Not one to look a gift drink in the mouth (St. Jerome), I downed a dozen Manhattans in all. I think there was a wager involved, but maybe it was just bragadoccio. You'll forgive me if I forget, right? After all, I had a lot to drink. You can't hold me responsible for remembering something I did when I was drunk, right?

Anyway, I do remember that I drank twelve Manhattans. An even dozen. And I do remember staggering out of the bar and up the hill on the mile-or-so walk home somewhere before midnight. And I remember telling Mark that I just wanted to sit for a bit on a bench in the vest-pocket park across from the college to gather my wits. The next thing I knew, I was staring at the sickly off-white of a misty morning sky, sprawled on the grass, my clothes wet with dew. Mark was nowhere to be found. That was not the first, or last, time that Mark left me high, if not dry.

So I staggered home just in time to get in the car with my parents for the trip to the bus terminal. I'm not sure why they hadn't called the cops. Maybe they were getting used to my shenanigans. Much to my surprise, there were no histrionics. I got the silent treatment instead. My mother was one of the world's premier practitioners of the silent treatment. Years later I learned that my father had come home slightly stewed himself the night before. He obviously was in no position to lecture me on temperance. And my mother was surely using every ounce of will to hold herself together long enough to ship me to the safe environs of Camp Acadia.

Rich and I met up at the terminal, and we transferred the whiskey from the locker to the gym bags, wrapping them in some T-shirts and gym shorts. We each had two bottles. Then we went up to the platform where the busses were loading. I'll never forget the look on Rich's face when he dropped his gym bag on the concrete loading platform and we both heard clink. There were dozens of parents milling about. Counselors. Even a priest or two. The smell of whiskey seemed to permeate the bus terminal. We look at each other in horror. Rich grabbed the bag and ran to the men's room. I felt like I was on death row, just waiting for Msgr. Ruvo to tap me on the shoulder and say, "It's time, son."

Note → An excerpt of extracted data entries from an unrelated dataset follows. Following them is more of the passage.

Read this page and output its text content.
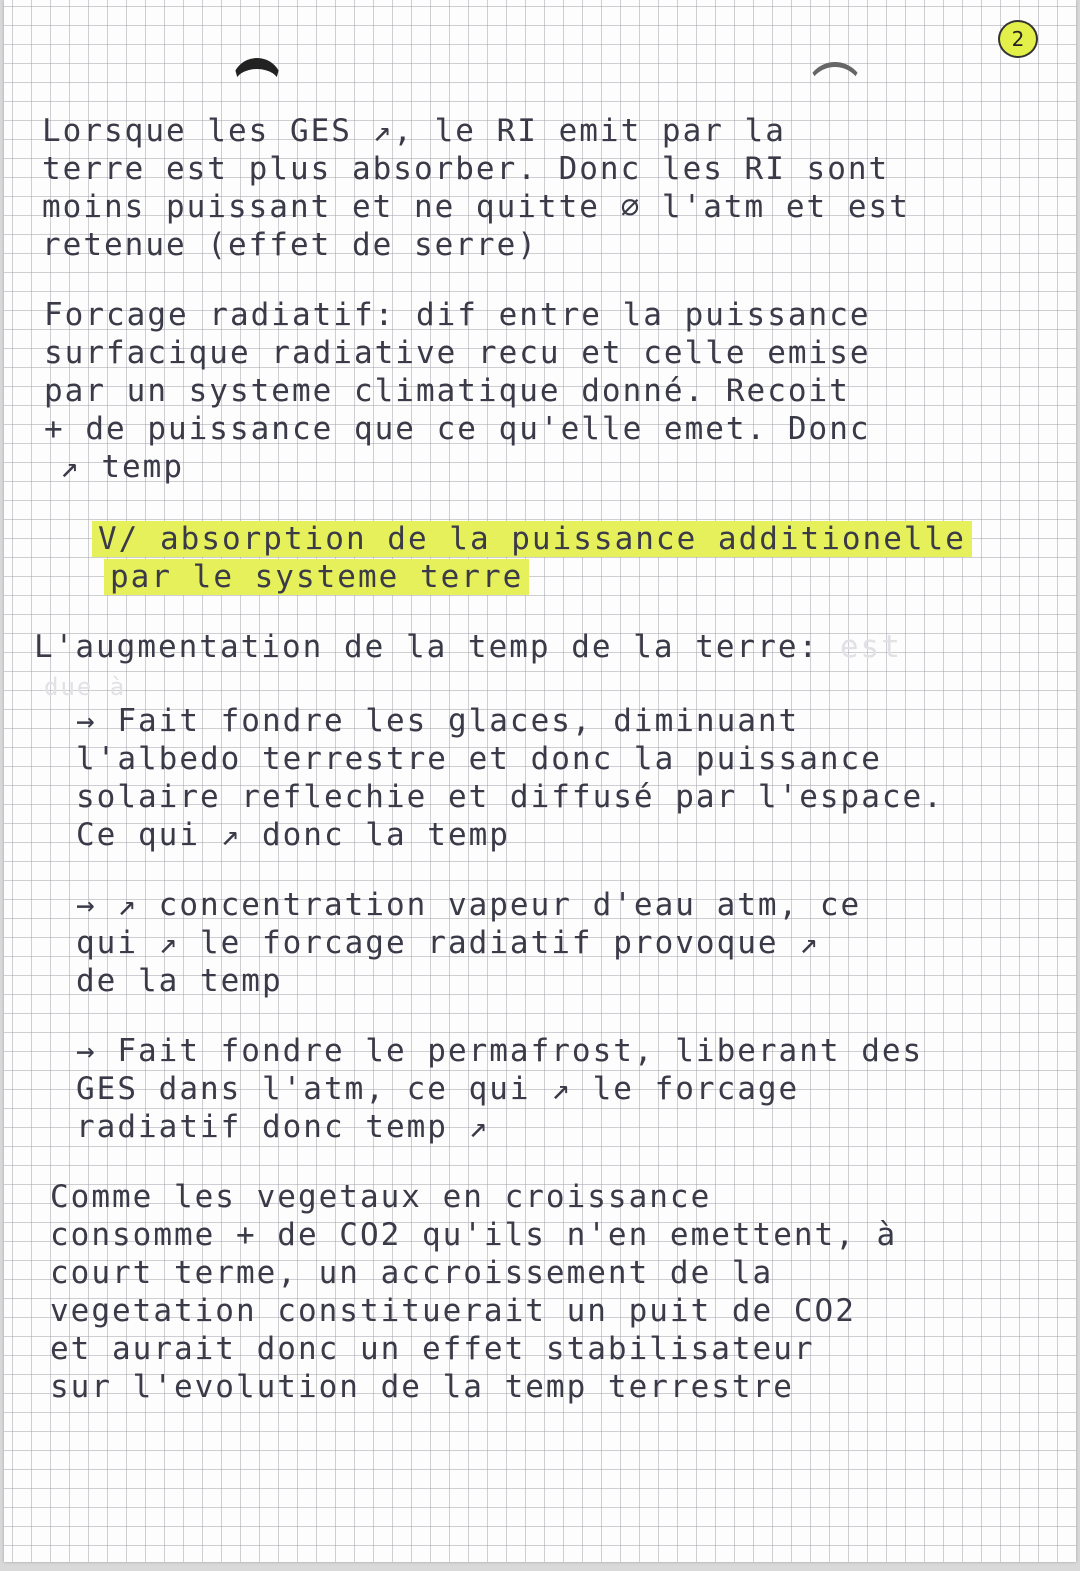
2
Lorsque les GES ↗, le RI emit par la
terre est plus absorber. Donc les RI sont
moins puissant et ne quitte ∅ l'atm et est
retenue (effet de serre)
Forcage radiatif: dif entre la puissance
surfacique radiative recu et celle emise
par un systeme climatique donné. Recoit
+ de puissance que ce qu'elle emet. Donc
↗ temp
V/ absorption de la puissance additionelle
par le systeme terre
L'augmentation de la temp de la terre: est
due à
→ Fait fondre les glaces, diminuant
l'albedo terrestre et donc la puissance
solaire reflechie et diffusé par l'espace.
Ce qui ↗ donc la temp
→ ↗ concentration vapeur d'eau atm, ce
qui ↗ le forcage radiatif provoque ↗
de la temp
→ Fait fondre le permafrost, liberant des
GES dans l'atm, ce qui ↗ le forcage
radiatif donc temp ↗
Comme les vegetaux en croissance
consomme + de CO2 qu'ils n'en emettent, à
court terme, un accroissement de la
vegetation constituerait un puit de CO2
et aurait donc un effet stabilisateur
sur l'evolution de la temp terrestre
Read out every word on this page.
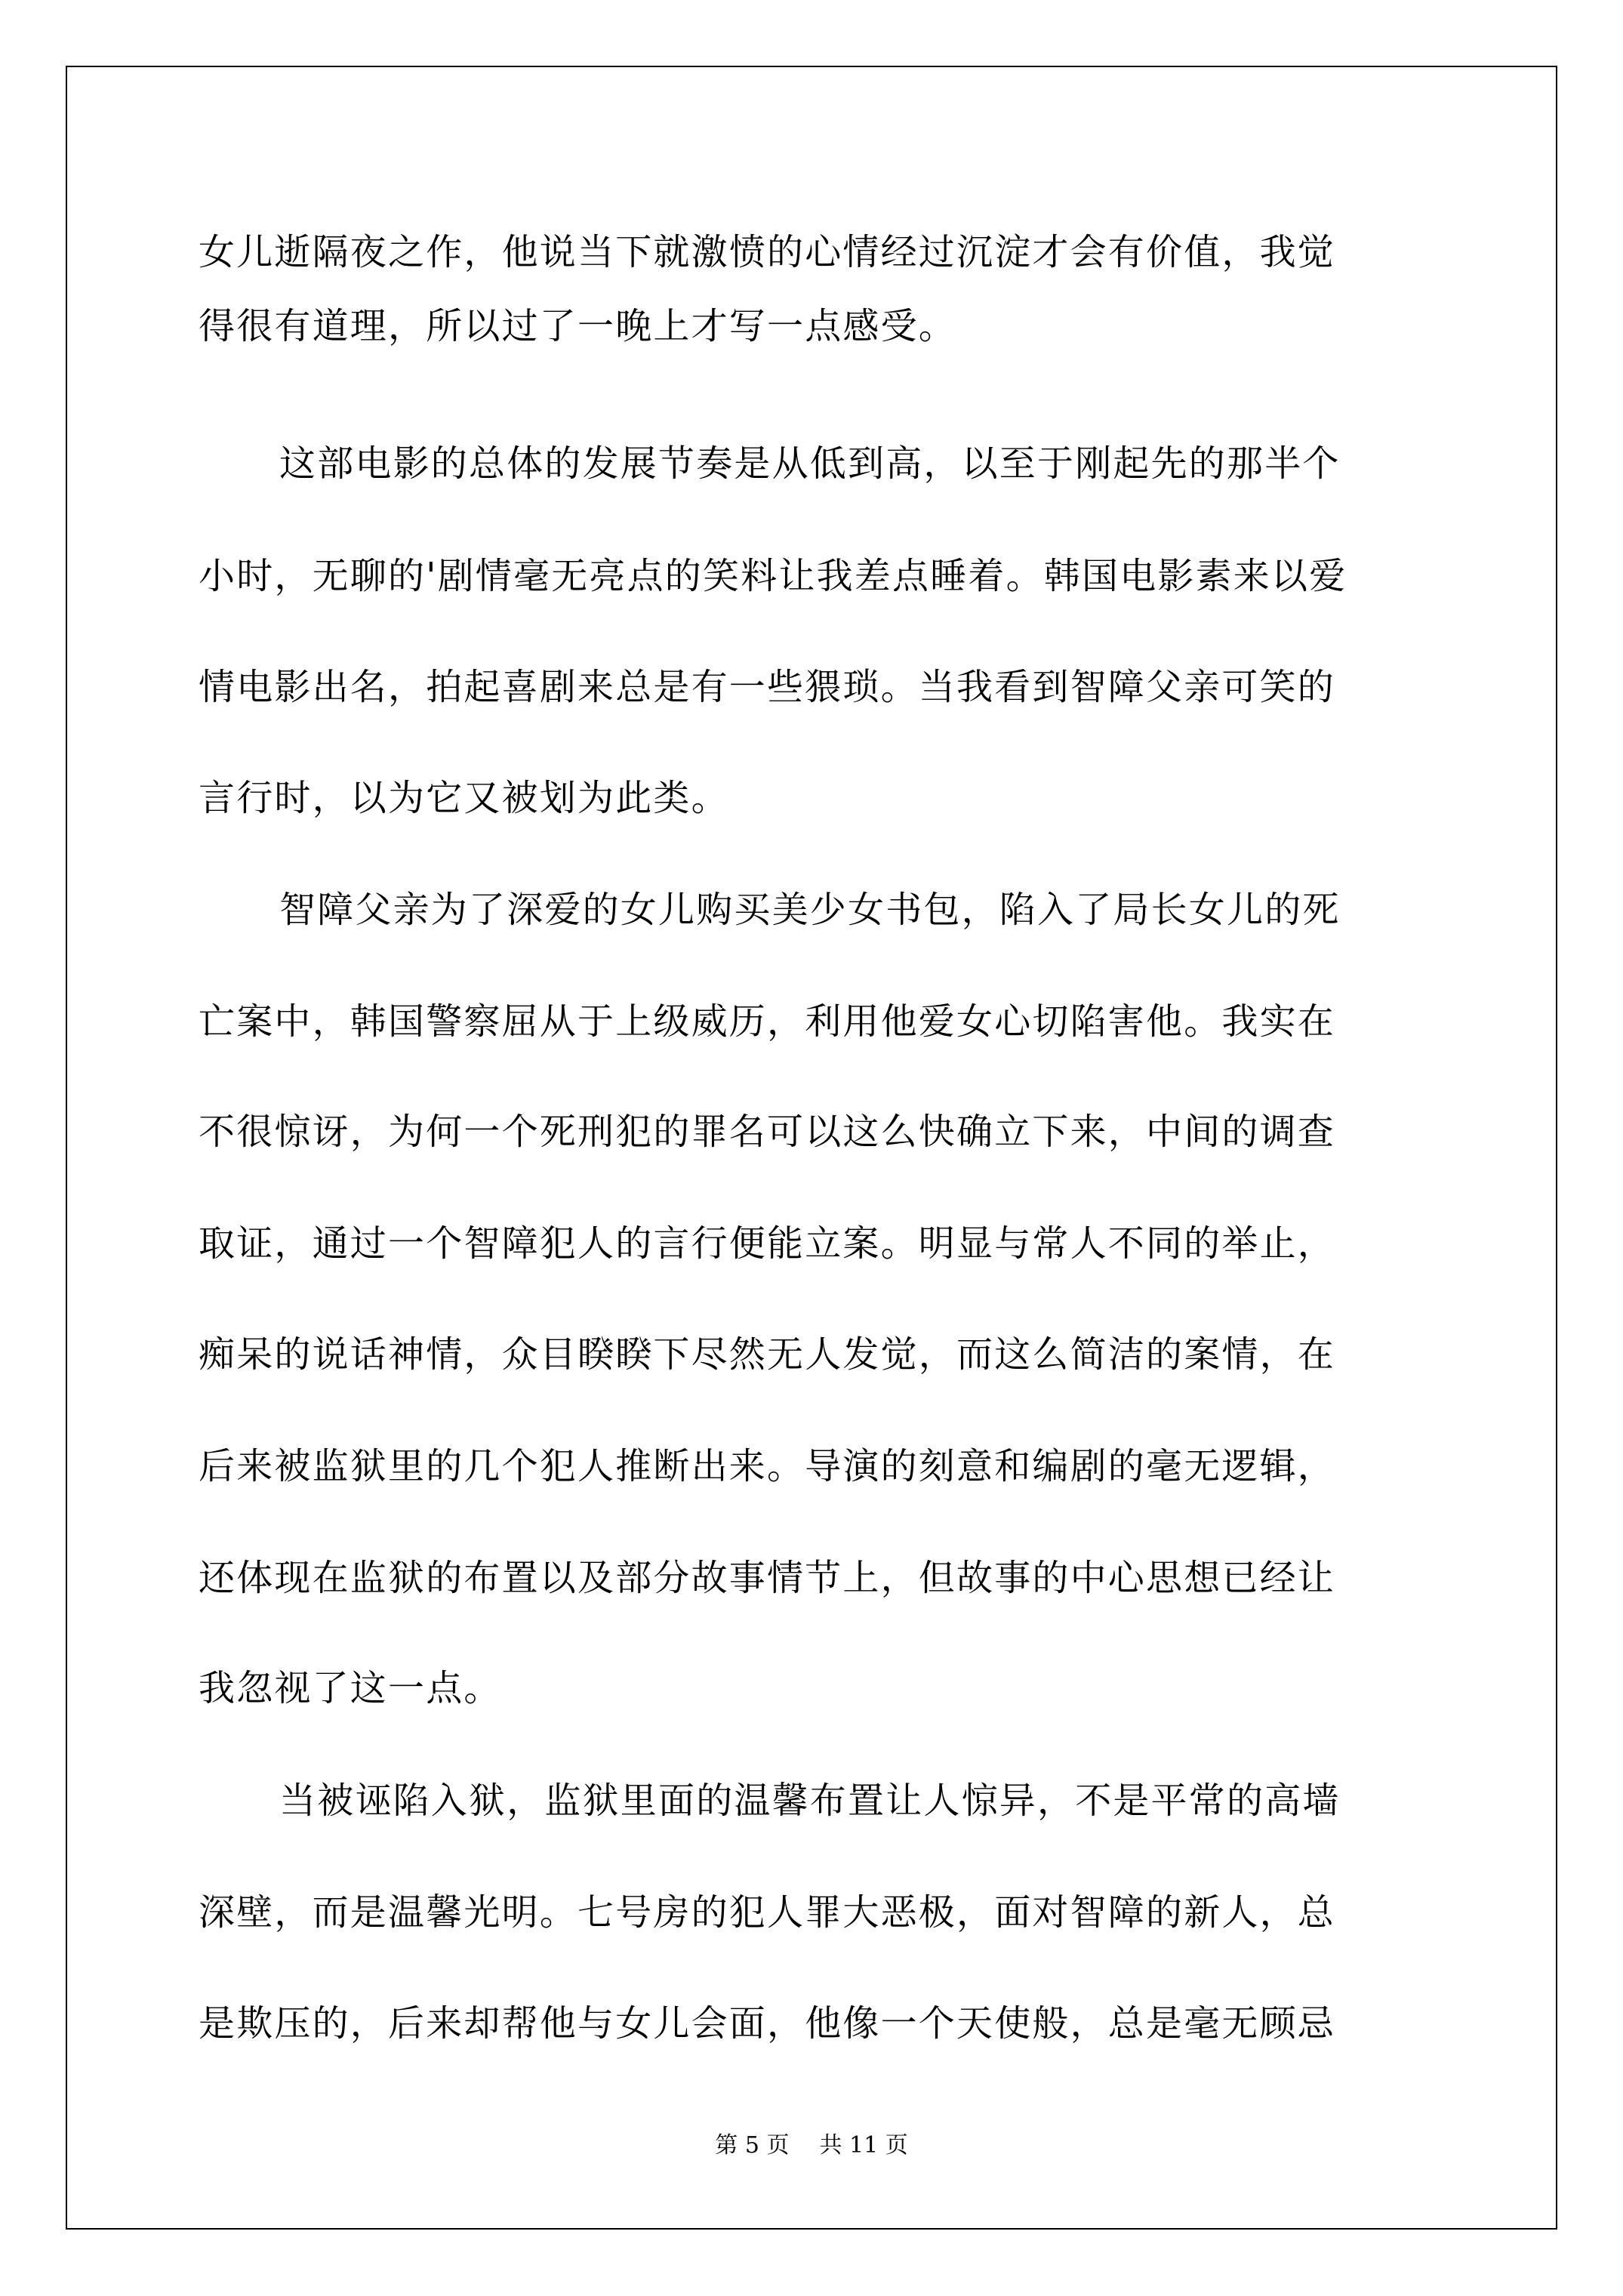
女儿逝隔夜之作，他说当下就激愤的心情经过沉淀才会有价值，我觉
得很有道理，所以过了一晚上才写一点感受。
这部电影的总体的发展节奏是从低到高，以至于刚起先的那半个
小时，无聊的'剧情毫无亮点的笑料让我差点睡着。韩国电影素来以爱
情电影出名，拍起喜剧来总是有一些猥琐。当我看到智障父亲可笑的
言行时，以为它又被划为此类。
智障父亲为了深爱的女儿购买美少女书包，陷入了局长女儿的死
亡案中，韩国警察屈从于上级威历，利用他爱女心切陷害他。我实在
不很惊讶，为何一个死刑犯的罪名可以这么快确立下来，中间的调查
取证，通过一个智障犯人的言行便能立案。明显与常人不同的举止，
痴呆的说话神情，众目睽睽下尽然无人发觉，而这么简洁的案情，在
后来被监狱里的几个犯人推断出来。导演的刻意和编剧的毫无逻辑，
还体现在监狱的布置以及部分故事情节上，但故事的中心思想已经让
我忽视了这一点。
当被诬陷入狱，监狱里面的温馨布置让人惊异，不是平常的高墙
深壁，而是温馨光明。七号房的犯人罪大恶极，面对智障的新人，总
是欺压的，后来却帮他与女儿会面，他像一个天使般，总是毫无顾忌
第 5 页 共 11 页
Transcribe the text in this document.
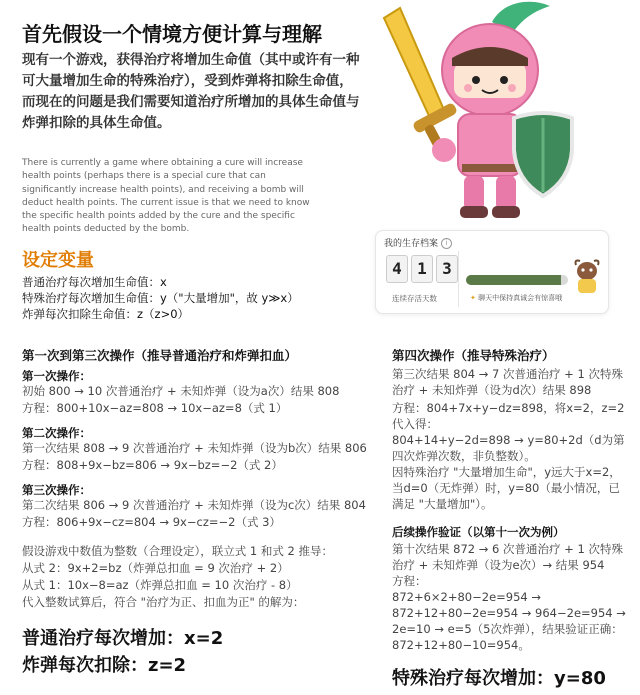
首先假设一个情境方便计算与理解
现有一个游戏，获得治疗将增加生命值（其中或许有一种可大量增加生命的特殊治疗），受到炸弹将扣除生命值，而现在的问题是我们需要知道治疗所增加的具体生命值与炸弹扣除的具体生命值。
There is currently a game where obtaining a cure will increase health points (perhaps there is a special cure that can significantly increase health points), and receiving a bomb will deduct health points. The current issue is that we need to know the specific health points added by the cure and the specific health points deducted by the bomb.
设定变量
普通治疗每次增加生命值：x
特殊治疗每次增加生命值：y（"大量增加"，故 y≫x）
炸弹每次扣除生命值：z（z>0）
我的生存档案 i
4 1 3
连续存活天数
932/100
✦ 聊天中保持真诚会有惊喜哦
第一次到第三次操作（推导普通治疗和炸弹扣血）
第一次操作：
初始 800 → 10 次普通治疗 + 未知炸弹（设为a次）结果 808
方程：800+10x−az=808 → 10x−az=8（式 1）
第二次操作：
第一次结果 808 → 9 次普通治疗 + 未知炸弹（设为b次）结果 806
方程：808+9x−bz=806 → 9x−bz=−2（式 2）
第三次操作：
第二次结果 806 → 9 次普通治疗 + 未知炸弹（设为c次）结果 804
方程：806+9x−cz=804 → 9x−cz=−2（式 3）
假设游戏中数值为整数（合理设定），联立式 1 和式 2 推导：
从式 2：9x+2=bz（炸弹总扣血 = 9 次治疗 + 2）
从式 1：10x−8=az（炸弹总扣血 = 10 次治疗 - 8）
代入整数试算后，符合 "治疗为正、扣血为正" 的解为：
普通治疗每次增加：x=2
炸弹每次扣除：z=2
第四次操作（推导特殊治疗）
第三次结果 804 → 7 次普通治疗 + 1 次特殊治疗 + 未知炸弹（设为d次）结果 898
方程：804+7x+y−dz=898，将x=2，z=2代入得：
804+14+y−2d=898 → y=80+2d（d为第四次炸弹次数，非负整数）。
因特殊治疗 "大量增加生命"，y远大于x=2，当d=0（无炸弹）时，y=80（最小情况，已满足 "大量增加"）。
后续操作验证（以第十一次为例）
第十次结果 872 → 6 次普通治疗 + 1 次特殊治疗 + 未知炸弹（设为e次）→ 结果 954
方程：
872+6×2+80−2e=954 → 872+12+80−2e=954 → 964−2e=954 → 2e=10 → e=5（5次炸弹），结果验证正确：872+12+80−10=954。
特殊治疗每次增加：y=80
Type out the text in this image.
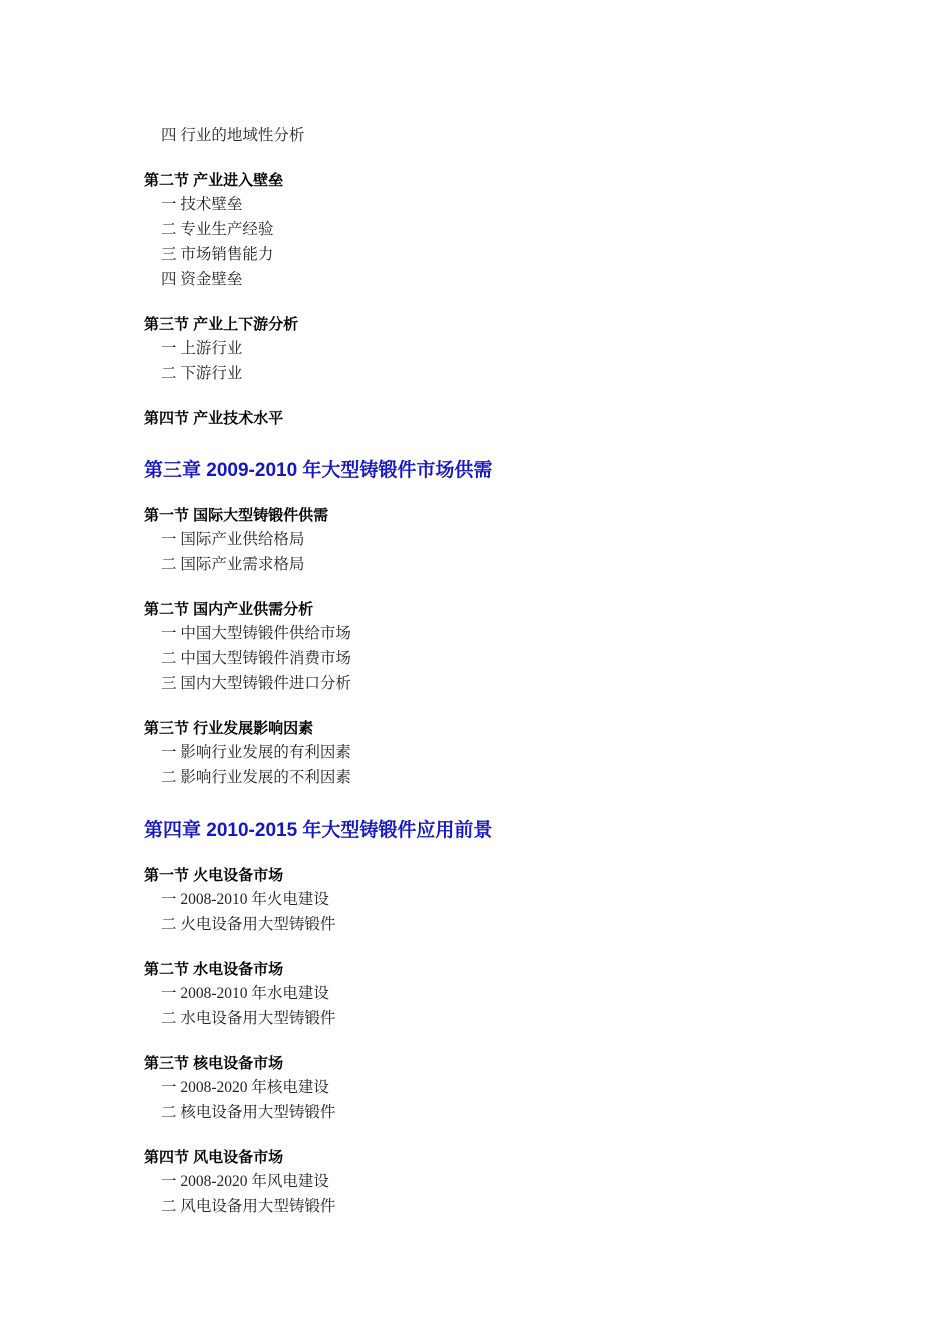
四 行业的地域性分析
第二节 产业进入壁垒
一 技术壁垒
二 专业生产经验
三 市场销售能力
四 资金壁垒
第三节 产业上下游分析
一 上游行业
二 下游行业
第四节 产业技术水平
第三章 2009-2010 年大型铸锻件市场供需
第一节 国际大型铸锻件供需
一 国际产业供给格局
二 国际产业需求格局
第二节 国内产业供需分析
一 中国大型铸锻件供给市场
二 中国大型铸锻件消费市场
三 国内大型铸锻件进口分析
第三节 行业发展影响因素
一 影响行业发展的有利因素
二 影响行业发展的不利因素
第四章 2010-2015 年大型铸锻件应用前景
第一节 火电设备市场
一 2008-2010 年火电建设
二 火电设备用大型铸锻件
第二节 水电设备市场
一 2008-2010 年水电建设
二 水电设备用大型铸锻件
第三节 核电设备市场
一 2008-2020 年核电建设
二 核电设备用大型铸锻件
第四节 风电设备市场
一 2008-2020 年风电建设
二 风电设备用大型铸锻件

But nothing happened. Rich came back. The bag still reeked, despite his repeated washings. Nobody said anything. He slipped me the unbroken bottle in case anyone decided to search his bag. We got on the bus. We had some lunch at the famed Red Apple restaurant on Route 17 and then, two hours later, arrived at Lake Uncas in Livingston Manor, N.Y., with three intact bottles of rye that we used to take the chill off before our 4 a.m. strolls to the girl's camp.

How else did we get alcohol that summer? Friendly counselors bought it for us. One, John M., was just a couple of years older and liked to party himself. Another, John B., our division's head counselor, was fired on the last morning of camp when he was found, fully clothed but totally blacked-out, on the floor of a tent in the girl's camp.

These are not things you read about in the brochure for "The Catholic Camps in the Catskills."